Additionally, the ICC has positioned itself as perhaps an unlikely institutional mechanism to combat environmental degradation, through the prosecution of what have been dubbed ‘climate crimes’. More technically, ‘climate crimes’ refer to the environmental damage which results from the commission of those core international crimes the ICC was designed to pursue: war crimes, crimes against humanity, and genocide. The ICC’s Office of the Prosecutor laid out in 2016 that in deciding its caseload, a particular emphasis would be placed on those crimes which resulted in ‘inter alia, the destruction of the environment, the illegal exploitation of natural resources or the illegal dispossession of land’.

The significance of this move is twofold. Firstly, it demonstrates an increasingly widened understanding of the impacts of the atrocities the Court guards against. The narrative which can be sometimes presented as just a matter of putting war criminals, for instance, behind bars has been given greater nuance. The ICC’s latest step shows that it is willing to take into account the variety of harms and the variety of victims which the gravest human rights violations inevitably have. This is in line with other developments in the ICC’s approach, including the successful prosecutions of both rape as a weapon of war and the destruction of cultural heritage.

Second, the ICC’s stated willingness to prioritise cases involving environmental damage contributes to an increasingly rigorous regulatory framework which multinational corporations are obliged to adhere to. On both the international and the national levels, businesses can no longer afford to ignore compliance with environmental and broader human rights standards. A cursory look at national statutes and jurisprudence will tell you as much. France adopted a 2017 Duty of Corporate Vigilance Law, which prescribes that companies must identify and prevent environmental and human rights violations, whether arising from their own activities or from those of their suppliers. In the UK, the Court of Appeal has also recently held that a UK-based parent company may owe a duty of care to those in foreign States adversely affected by the activities of its subsidiary (although the matter has yet to proceed to trial on the merits). The case, Lungowe v Vedanta Resources Plc,6 concerned Zambian citizens who suffered harm due to mining operations carried out by Vedanta’s subsidiary in the country. The onus is hence on businesses to ensure that they follow the UN Guiding Principles on Business and Human Rights, and implement stringent checks across their supply chains to ensure full compliance.

Conclusion

States, institutions, and the international legal order as a whole continue to demonstrate a new sensitivity to the protection of the natural environment. This has been through the imposition of increasingly onerous obligations upon States, corporations and individuals alike, reflective of a growing consensus as to the necessity of effective safeguards.
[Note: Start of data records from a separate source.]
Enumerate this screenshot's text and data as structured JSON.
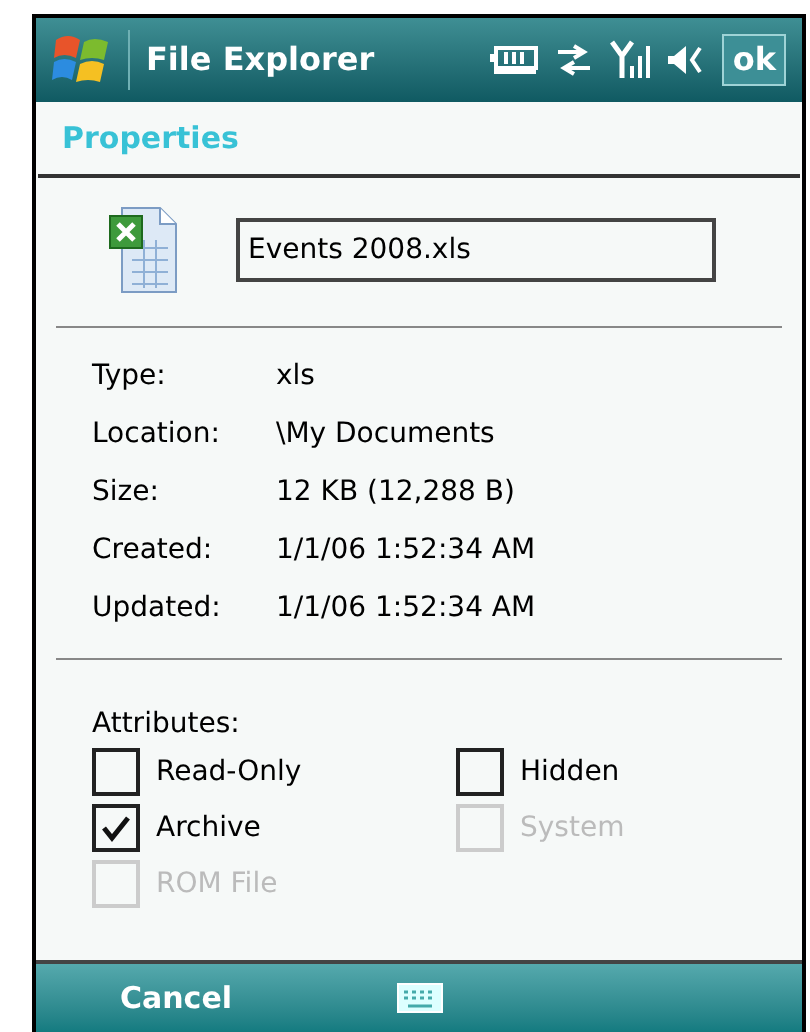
{
  "title_bar": {
    "title": "File Explorer",
    "ok": "ok"
  },
  "header": "Properties",
  "file_name": "Events 2008.xls",
  "details": [
    {
      "label": "Type:",
      "value": "xls"
    },
    {
      "label": "Location:",
      "value": "\\My Documents"
    },
    {
      "label": "Size:",
      "value": "12 KB (12,288 B)"
    },
    {
      "label": "Created:",
      "value": "1/1/06 1:52:34 AM"
    },
    {
      "label": "Updated:",
      "value": "1/1/06 1:52:34 AM"
    }
  ],
  "attributes_label": "Attributes:",
  "attributes": [
    {
      "label": "Read-Only",
      "checked": false,
      "disabled": false
    },
    {
      "label": "Hidden",
      "checked": false,
      "disabled": false
    },
    {
      "label": "Archive",
      "checked": true,
      "disabled": false
    },
    {
      "label": "System",
      "checked": false,
      "disabled": true
    },
    {
      "label": "ROM File",
      "checked": false,
      "disabled": true
    }
  ],
  "soft_keys": {
    "left": "Cancel"
  }
}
Such progress is to be welcomed – to borrow the words of the ICJ in its Nuclear Weapons Advisory Opinion, ‘the environment is not an abstraction but represents the living space, the quality of life and the very health of human beings, including generations unborn’.7

 

  1. Certain Activities Carried Out by Nicaragua in the Border Area (Compensation) (2018).
  2. Ibid., para 41.
  3. Ibid., para 156.
  4. Ibid., para 42.
  5. Ibid., para 43.
  6. Lungowe v Vedanta Resources Plc [2017] EWCA Civ 1528; [2017] BCC 787.
  7. Legality of the Threat or Use of Nuclear Weapons, Advisory Opinion (1996) ICJ Rep 226., para 29.